Jeffrey Gundlach’s $1 million reward for his stolen painting by Piet Mondrian is believed to be the largest ever offered for a single painting, according to art experts.
Gundlach, a bond investor, announced at a press conference yesterday that he’s offering $1.7 million for the return of his entire art collection, which also includes works by Jasper Johns and Richard Diebenkorn. Of that amount, $1 million is for Mondrian's “Composition (A) En Rouge Et Blanc" alone.
The reward tops the bounty offered by Charles Lindbergh and his wife for the safe return of their kidnapped child in 1932, which reached $75,000, or $1.261 million in today’s dollars.
While museums have offered millions of dollars for the return of stolen collections, Gundlach's offered reward far exceeds the amounts commonly offered by private individuals for artworks. “I don’t know of other cases where an individual offered that much for a single piece,” said Mark Dalrymple, director of Tyler & Co, the British loss-adjuster firm that specializes in recovering and valuing stolen art. (Read more: China's Art Bubble May Be Popping)
Dalrymple said the largest reward he’s ever offered for a piece of fine art was $250,000 for the return of two Turner paintings to a German owner. He said an undisclosed reward was paid for paintings and they were eventually returned several years after they were stolen.
Rewards for art are typically offered by the insurance company rather than the owner, Dalrymple said. Gundlach declined to comment on whether he had insurance.
While rewards are sometimes successful, some law-enforcement officials question their effectiveness. The Isabella Gardner Museum in Boston has offered a $5 million reward for the return of 13 works of art stolen in 1990. The pieces – which include a Rembrandt and a Vermeer – remain missing.
AXA Art Insurance is offering what it called a “substantial” reward – though the amount wasn’t disclosed – for two artifacts stolen from the the Montreal Museum of Fine Arts.
Art experts say rewards also have to be low enough that they don’t become an incentive for similar crimes. (Read more: Ultra-rich Spend More on Experiences Than Bling)

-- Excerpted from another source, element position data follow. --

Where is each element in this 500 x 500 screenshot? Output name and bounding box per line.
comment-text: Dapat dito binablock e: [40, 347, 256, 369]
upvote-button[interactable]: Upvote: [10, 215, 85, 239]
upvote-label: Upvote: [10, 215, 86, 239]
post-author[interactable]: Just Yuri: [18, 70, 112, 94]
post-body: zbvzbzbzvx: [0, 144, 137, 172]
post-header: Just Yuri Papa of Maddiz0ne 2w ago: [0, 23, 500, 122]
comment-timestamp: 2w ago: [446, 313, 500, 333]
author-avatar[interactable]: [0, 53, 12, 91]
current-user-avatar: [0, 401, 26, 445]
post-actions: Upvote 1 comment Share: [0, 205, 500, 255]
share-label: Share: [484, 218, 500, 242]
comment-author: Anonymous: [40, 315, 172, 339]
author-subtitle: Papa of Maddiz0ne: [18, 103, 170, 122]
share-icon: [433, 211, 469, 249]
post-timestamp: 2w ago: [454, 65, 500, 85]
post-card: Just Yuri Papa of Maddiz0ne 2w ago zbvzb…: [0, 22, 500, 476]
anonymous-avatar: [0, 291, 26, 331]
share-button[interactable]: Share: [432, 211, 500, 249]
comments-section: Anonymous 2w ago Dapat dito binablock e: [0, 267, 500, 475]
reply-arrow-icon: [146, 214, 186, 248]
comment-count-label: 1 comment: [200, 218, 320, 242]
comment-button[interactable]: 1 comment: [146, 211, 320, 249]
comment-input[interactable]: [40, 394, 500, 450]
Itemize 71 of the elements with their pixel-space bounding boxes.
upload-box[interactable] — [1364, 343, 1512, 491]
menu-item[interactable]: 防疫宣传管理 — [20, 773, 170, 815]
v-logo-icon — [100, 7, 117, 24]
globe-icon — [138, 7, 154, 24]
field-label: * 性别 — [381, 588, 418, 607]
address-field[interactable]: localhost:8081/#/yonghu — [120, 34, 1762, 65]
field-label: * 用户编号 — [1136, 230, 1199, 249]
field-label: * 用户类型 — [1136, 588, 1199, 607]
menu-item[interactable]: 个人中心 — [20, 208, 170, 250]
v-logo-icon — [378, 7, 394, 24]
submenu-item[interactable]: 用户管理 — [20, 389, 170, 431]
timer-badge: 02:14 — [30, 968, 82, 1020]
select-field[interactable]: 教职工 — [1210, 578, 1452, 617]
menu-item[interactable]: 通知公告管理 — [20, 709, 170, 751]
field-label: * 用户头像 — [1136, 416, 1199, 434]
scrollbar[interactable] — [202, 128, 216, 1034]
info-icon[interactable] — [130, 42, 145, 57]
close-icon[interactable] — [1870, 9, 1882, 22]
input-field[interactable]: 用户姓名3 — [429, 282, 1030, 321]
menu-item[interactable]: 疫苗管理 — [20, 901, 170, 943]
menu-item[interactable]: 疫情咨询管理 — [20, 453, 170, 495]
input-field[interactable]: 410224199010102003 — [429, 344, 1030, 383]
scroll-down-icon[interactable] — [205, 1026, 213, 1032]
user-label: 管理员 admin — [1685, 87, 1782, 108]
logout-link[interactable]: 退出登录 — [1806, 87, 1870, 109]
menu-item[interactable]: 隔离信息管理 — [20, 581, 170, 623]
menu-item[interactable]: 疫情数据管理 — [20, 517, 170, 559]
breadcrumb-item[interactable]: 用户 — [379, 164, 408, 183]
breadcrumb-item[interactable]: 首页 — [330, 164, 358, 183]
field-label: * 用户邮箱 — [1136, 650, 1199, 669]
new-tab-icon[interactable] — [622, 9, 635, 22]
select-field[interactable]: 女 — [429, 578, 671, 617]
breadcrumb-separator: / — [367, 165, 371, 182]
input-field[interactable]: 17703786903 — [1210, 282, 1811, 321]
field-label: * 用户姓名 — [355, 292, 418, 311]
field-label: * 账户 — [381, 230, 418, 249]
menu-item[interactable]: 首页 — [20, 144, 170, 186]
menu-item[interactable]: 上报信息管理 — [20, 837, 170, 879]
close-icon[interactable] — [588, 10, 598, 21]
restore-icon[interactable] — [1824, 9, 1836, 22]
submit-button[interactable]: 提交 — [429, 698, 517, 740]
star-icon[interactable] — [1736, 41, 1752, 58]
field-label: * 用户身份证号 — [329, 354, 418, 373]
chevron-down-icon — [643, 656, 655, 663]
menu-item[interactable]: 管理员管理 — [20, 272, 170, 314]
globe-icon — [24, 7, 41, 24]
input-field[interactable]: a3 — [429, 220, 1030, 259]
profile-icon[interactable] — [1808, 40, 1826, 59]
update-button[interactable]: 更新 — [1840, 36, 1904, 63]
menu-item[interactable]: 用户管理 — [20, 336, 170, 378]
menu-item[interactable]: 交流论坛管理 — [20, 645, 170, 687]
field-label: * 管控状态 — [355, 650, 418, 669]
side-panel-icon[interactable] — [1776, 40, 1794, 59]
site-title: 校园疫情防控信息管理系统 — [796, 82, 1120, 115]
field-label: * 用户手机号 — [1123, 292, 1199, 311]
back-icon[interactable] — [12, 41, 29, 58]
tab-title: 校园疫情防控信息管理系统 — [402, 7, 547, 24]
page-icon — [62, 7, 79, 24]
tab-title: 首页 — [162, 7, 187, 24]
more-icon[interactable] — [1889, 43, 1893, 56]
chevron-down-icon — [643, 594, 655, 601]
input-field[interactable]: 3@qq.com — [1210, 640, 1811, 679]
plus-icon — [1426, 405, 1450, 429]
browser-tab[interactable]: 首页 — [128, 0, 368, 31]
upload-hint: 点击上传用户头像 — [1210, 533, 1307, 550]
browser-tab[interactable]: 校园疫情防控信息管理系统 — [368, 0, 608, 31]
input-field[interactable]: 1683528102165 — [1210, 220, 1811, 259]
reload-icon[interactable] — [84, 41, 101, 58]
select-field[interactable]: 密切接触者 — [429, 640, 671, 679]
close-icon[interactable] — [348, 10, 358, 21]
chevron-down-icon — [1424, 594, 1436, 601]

“You don’t want the reward to be generative of a crime,” Darlymple said. “The important thing is to make sure the money is not ending up in the hands of the criminals themselves.”
Here are five of the other big rewards offered to help solve a crime or find a person (not including whistleblower cases).
$25 million, capture of Osama Bin Laden. Under its “Rewards for Justice” program, the United States offered $25 million for information leading to the capture of the Al Queda leader. Because the information leading to his capture didn’t come from an informant, it was never paid.
$5 million, Isabella Stewart Gardner Museum artworks. The Gardner Museum is offering a reward of $5 million for information leading to the recovery of 13 works in good condition and, with the FBI and US Attorney, is helping to “ensure complete confidentiality.”
$2 million, Whitey Bulger's arrest. The FBI paid a reward of $2 million to a former Miss Iceland who tipped off the FBI to the location of the alleged former mobster.
$1.2 million, Charles Lindbergh's kidnapped child. The Lindbergh family offered a $50,000 reward for the safe return of Charles Lindbergh Jr., who was famously kidnapped in 1932. New Jersey law enforcement offered $25,000, making the total reward of $75,000—or $1.26 million in today’s dollars.
$685,000, Pablo Picasso painting. A portrait of Picasso's muse Dora Maar was stolen from a private Saudi yacht off the coast of France in 1999, and the reward of $685,000 was offered. It’s unclear if it was ever paid.